Estuda há vários anos o processo de tomada de decisão do consumidor e a eficácia da comunicação. Com uma vida profissional pautada por experiências nacionais e internacionais, Ana Margarida Barreto é hoje coordenadora do Grupo de Investigação (GI) em Comunicação Estratégica e Processos de Tomada de Decisão do ICNOVA, que analisa o uso da comunicação de forma planeada, tendo em vista a concretização de objetivos organizacionais.
Em conjunto com Cláudia Pernencar, dinamizou o I Seminário Binacional de Saúde Global dedicado a quatro áreas temáticas – Comunicação em Saúde, Saúde Única, Saúde Digital e Inovação em Saúde, no passado 26 de maio, na NOVA FCSH. Em entrevista ao ICNOVA, Ana Margarida Barreto reflete sobre a importância da Comunicação para a Saúde.
1.O I Seminário Binacional de Saúde global teve como palavras-chave “Comunicação”, “Inovação” e “Sustentabilidade”. Como olha estrategicamente para estas três áreas na Saúde?
São três conceitos pilares com aplicabilidade em diversas áreas do saber para além da Saúde. A Sustentabilidade é hoje uma exigência ambiental, social e económica e a Inovação apresenta-se como o caminho para alcançar este fim. Quando penso em Inovação não penso em tecnologia, mas em formas alternativas de abordar problemas. A Comunicação, nomeadamente a Estratégica, visa a otimização dos recursos disponíveis para alcançar os resultados desejados num dado contexto, por meio de uma comunicação inclusiva, trazendo para o debate não apenas o como, o porquê, mas também o quem da comunicação. Está, por isso, próxima da Inovação ou ao serviço dela. Nesse sentido, são três conceitos interligados e com enorme potencial no que se refere à investigação.

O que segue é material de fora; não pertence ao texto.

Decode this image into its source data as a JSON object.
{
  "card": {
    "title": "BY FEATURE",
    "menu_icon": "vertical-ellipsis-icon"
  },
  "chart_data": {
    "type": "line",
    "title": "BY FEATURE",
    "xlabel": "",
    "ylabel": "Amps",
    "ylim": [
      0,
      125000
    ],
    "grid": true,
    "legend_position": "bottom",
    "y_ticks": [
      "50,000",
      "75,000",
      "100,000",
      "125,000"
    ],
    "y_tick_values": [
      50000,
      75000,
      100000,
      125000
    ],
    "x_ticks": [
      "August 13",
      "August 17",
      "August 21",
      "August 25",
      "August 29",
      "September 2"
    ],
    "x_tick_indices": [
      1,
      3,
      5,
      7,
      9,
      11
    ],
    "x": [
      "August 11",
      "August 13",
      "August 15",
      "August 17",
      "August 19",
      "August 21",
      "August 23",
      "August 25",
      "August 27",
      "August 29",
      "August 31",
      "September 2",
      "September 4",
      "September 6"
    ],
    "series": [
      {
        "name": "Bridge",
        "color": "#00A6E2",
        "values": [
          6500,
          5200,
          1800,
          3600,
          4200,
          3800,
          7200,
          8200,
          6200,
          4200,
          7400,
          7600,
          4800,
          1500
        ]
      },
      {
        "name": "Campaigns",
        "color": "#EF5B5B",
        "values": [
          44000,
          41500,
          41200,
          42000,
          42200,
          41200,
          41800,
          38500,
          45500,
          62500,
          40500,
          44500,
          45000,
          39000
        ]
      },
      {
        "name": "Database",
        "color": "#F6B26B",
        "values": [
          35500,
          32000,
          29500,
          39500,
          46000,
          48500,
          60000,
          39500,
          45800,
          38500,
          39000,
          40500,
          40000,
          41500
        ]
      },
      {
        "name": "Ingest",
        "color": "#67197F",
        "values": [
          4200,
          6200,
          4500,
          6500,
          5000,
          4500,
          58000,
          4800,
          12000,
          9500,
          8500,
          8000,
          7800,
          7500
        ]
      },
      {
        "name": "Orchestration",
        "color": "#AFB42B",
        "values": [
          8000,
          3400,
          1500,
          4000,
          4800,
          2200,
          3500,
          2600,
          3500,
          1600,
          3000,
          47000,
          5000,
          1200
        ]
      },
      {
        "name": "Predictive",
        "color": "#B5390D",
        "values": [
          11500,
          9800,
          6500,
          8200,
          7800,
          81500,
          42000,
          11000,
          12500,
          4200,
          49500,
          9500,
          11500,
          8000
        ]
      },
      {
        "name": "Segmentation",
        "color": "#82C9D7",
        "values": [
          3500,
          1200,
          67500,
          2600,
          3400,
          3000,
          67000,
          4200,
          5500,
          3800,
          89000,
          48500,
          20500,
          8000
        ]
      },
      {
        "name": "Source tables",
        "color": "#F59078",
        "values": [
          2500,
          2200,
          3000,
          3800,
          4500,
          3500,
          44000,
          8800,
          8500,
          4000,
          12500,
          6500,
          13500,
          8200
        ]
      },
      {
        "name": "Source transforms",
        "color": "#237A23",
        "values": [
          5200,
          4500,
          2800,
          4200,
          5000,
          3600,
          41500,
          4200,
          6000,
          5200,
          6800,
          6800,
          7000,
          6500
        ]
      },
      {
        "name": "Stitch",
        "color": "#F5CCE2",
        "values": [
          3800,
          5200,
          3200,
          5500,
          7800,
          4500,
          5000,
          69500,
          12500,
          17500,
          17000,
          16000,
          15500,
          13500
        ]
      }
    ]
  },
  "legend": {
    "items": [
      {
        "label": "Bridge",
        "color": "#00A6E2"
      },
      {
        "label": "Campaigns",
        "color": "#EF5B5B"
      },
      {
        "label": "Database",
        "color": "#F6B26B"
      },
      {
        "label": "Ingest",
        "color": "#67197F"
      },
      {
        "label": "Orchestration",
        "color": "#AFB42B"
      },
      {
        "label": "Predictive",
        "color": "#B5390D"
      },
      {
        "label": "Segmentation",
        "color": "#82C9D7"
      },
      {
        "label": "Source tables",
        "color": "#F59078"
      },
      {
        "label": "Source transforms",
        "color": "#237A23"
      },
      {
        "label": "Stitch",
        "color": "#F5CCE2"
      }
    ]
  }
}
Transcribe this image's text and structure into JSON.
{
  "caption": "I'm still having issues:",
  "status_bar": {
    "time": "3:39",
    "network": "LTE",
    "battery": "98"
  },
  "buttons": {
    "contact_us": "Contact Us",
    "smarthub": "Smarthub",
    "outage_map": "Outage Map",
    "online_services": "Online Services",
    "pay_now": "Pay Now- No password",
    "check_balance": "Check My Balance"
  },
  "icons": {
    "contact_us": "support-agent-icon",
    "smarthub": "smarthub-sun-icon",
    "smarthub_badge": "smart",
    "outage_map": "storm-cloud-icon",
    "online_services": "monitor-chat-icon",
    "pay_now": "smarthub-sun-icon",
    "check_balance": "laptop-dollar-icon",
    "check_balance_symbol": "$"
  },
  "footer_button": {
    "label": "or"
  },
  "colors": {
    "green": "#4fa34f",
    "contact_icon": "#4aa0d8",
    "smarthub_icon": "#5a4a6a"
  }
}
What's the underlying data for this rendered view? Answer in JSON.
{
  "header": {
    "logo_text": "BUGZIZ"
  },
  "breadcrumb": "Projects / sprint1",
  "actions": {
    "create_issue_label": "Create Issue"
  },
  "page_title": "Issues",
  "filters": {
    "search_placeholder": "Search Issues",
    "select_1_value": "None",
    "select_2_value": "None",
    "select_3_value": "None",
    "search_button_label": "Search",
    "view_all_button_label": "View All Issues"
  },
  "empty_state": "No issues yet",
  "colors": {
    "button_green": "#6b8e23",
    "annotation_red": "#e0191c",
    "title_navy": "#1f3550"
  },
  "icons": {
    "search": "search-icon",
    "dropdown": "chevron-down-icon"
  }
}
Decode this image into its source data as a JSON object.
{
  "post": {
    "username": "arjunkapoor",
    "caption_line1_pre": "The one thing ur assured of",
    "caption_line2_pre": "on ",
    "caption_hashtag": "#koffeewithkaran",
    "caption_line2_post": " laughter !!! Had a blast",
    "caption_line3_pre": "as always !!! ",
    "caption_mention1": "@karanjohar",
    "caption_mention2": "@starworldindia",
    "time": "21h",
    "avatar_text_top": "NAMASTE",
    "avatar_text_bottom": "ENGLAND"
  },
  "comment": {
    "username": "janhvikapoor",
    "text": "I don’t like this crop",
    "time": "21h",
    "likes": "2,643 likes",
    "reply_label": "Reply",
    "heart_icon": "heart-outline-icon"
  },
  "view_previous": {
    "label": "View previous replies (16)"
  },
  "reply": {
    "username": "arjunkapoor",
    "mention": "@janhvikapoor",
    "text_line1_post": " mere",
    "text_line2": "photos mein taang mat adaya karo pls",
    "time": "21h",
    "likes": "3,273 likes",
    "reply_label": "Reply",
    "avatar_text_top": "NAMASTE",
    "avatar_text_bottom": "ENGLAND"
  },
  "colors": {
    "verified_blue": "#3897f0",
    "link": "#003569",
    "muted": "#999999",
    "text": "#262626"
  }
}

2. Que balanço faz do seminário?
O balanço é muito positivo e gratificante, na medida em que foram cumpridos os objetivos definidos. Temos muitos investigadores a trabalhar a área da Saúde isoladamente no universo NOVA, bem como noutras instituições académicas portuguesas. A nossa intenção foi juntar alguns desses investigadores, num evento luso-brasileiro de networking informal, e contribuir para a partilha de conhecimento. Acima de tudo, dar a conhecer as pessoas e as instituições que representam para numa próxima etapa estimular o desenrolar de futuras parcerias. O feedback que temos recebido é de agrado, tanto pela iniciativa, como pelo seu formato, o que nos leva a pensar repetir a experiência. Além disso, temos recebido várias manifestações de vontade de trabalhar em conjunto, de identificar questões de investigação que possam ser partilhadas e, a partir daí, desenvolver projetos de investigação.
3.Das quatro áreas temáticas a que o seminário se dedicou é possível identificar desafios específicos para cada uma?
A minha área de investigação é a Comunicação, por isso vou-me focar na Comunicação em Saúde, uma área muito ampla, que examina diferentes níveis (intrapessoal, interpessoal, grupal, organizacional e social) e diferentes canais de comunicação com uma diversa gama de contextos sociais. Há questões que precisam ainda de respostas (ou de melhorias) para ajudar os diferentes prestadores de serviços de saúde a cumprir a sua missão. A comunicação centrada no paciente, por exemplo, apesar das evidências contraditórias ou pouco claras encontradas na literatura científica, tem potencial para contribuir para a satisfação do paciente, para a sua adesão ao tratamento médico e para a melhoria do seu estado de saúde. Para isso há que reconhecer que a satisfação não depende apenas da obtenção de um resultado, mas de como esse resultado é alcançado. A comunicação tem aqui um papel importante, nomeadamente a comunicação que enfatiza o diálogo, a confiança e a compreensão mútua.
4. Especificamente na área da Comunicação em Saúde, o acesso à informação tornou-se muito mais fácil – o público parece confiar no Dr. Google – e, por outro lado, é importante que os profissionais de saúde aprendam a comunicar com o público. Qual poderá ser o papel diferenciador da Comunicação Estratégica nas organizações?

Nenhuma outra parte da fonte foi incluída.